Klar ist jedoch auch: Durch solche Verpachtungsmodelle existiert nunmehr ein zweiter Kanal, über den finanzstarke Investoren, Agrar- und Energiekonzerne die traditionellen Bauernbetriebe von den Feldern verdrängen. Die finanzstarken Akteuere können sowohl beim Kauf als auch bei der Pachtung von Land die örtlichen Landwirte überbieten. Laut Zahlen des Bundesinformationszentrums Landwirtschaft stiegen die Pachtpreise in Deutschland zwischen 2010 und 2020 im Schnitt um 62 Prozent und die Verkaufspreise für landwirtschaftliche Nutzflächen um 126 Prozent.
„Die Flächenkonkurrenz nimmt zu. Es besteht die Gefahr, dass Landwirte Pachtflächen und damit ihre Bewirtschaftungsgrundlage verlieren“, berichtet Jochim Rukwied, Präsident des Deutschen Bauernverbandes gegenüber Focus-Online. Es gebe auch Landwirte, die selbst in Solarenergie investieren wollen. Je knapper Agrarland wird und je mehr die Pachtpreise steigen, umso mehr werden agrarfremde Investoren in den Markt drängen und landwirtschaftliche Betriebe zunehmend durch den Bau von sehr rentablen Solarparks verdrängen wollen. Der einzelne Landbesitzer mag sich zwar einem Verkauf verweigern, aber die wirtschaftlichen Anreize zur Verpachtung sind enorm.
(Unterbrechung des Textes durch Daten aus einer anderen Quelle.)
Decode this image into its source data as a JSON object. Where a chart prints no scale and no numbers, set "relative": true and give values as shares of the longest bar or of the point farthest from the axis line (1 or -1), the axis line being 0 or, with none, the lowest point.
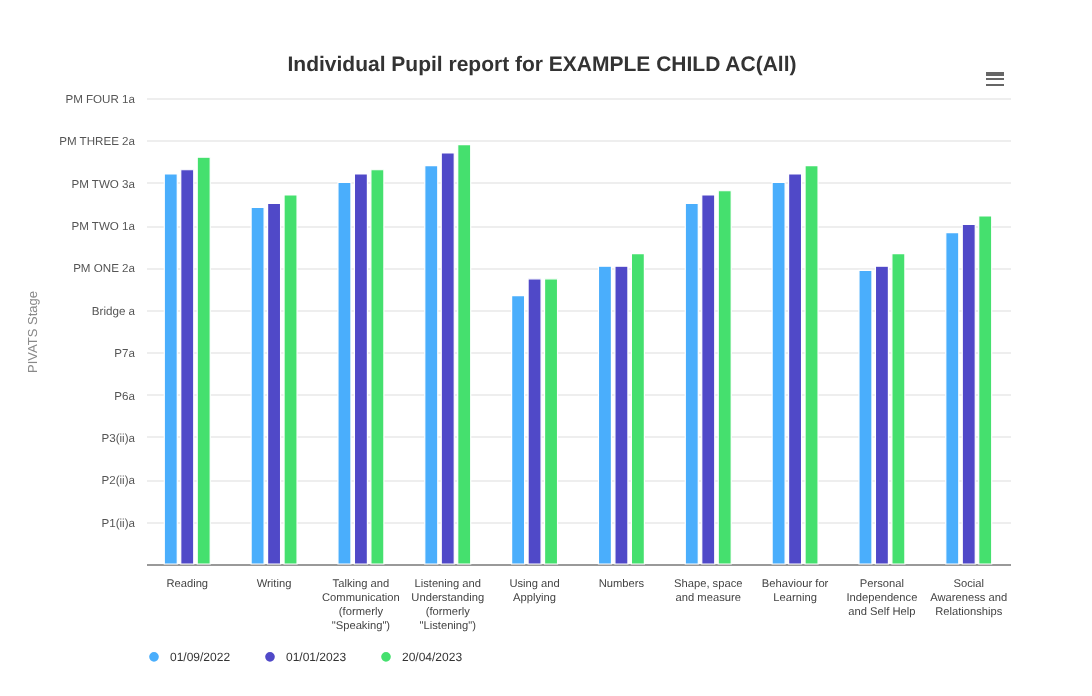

„Agri-PV“ als Kompromisslösung
Alternativ schließt man sich als Bauer eben dem Trend an und wird selbst zum Energie-Unternehmer. Klassische Agrarwirtschaft und solarenergetische Stromerzeugung müssen sich nämlich nicht gegenseitig ausschließen, sondern können auch miteinander vereint werden. Bekannt ist dieses Konzept unter dem Namen „Agro-Photovoltaik“ (Agri-PV). Dabei werden Solarpanele in einer Höhe installiert, die es ermöglicht, darunter weiterhin Nutzpflanzen anzubauen. Der wesentliche Vorteil liegt im doppelten Flächengebrauch, was die Profitabilität je Fläche erhöhen kann, und einem Schatteneffekt, wodurch Ertragsverluste im Sommer minimiert werden. Nachteile sind neben den hohen initialen Kosten die Verschmutzung der Module durch die zusätzliche landwirtschaftliche Nutzung und – bei größeren Solarparks – eine Aufheizung des Bodens.
Indes sind nicht alle Landwirtschafts-Flächen für die Befestigung von Solarzellen geeignet. Außerdem kann eine zu hohe Säurehaltigkeit die Unterkonstruktion gefährden. Teilweise schreiben Gemeinden vor, dass Solarmodule generell nur auf ertragsarmen Böden platziert werden dürfen.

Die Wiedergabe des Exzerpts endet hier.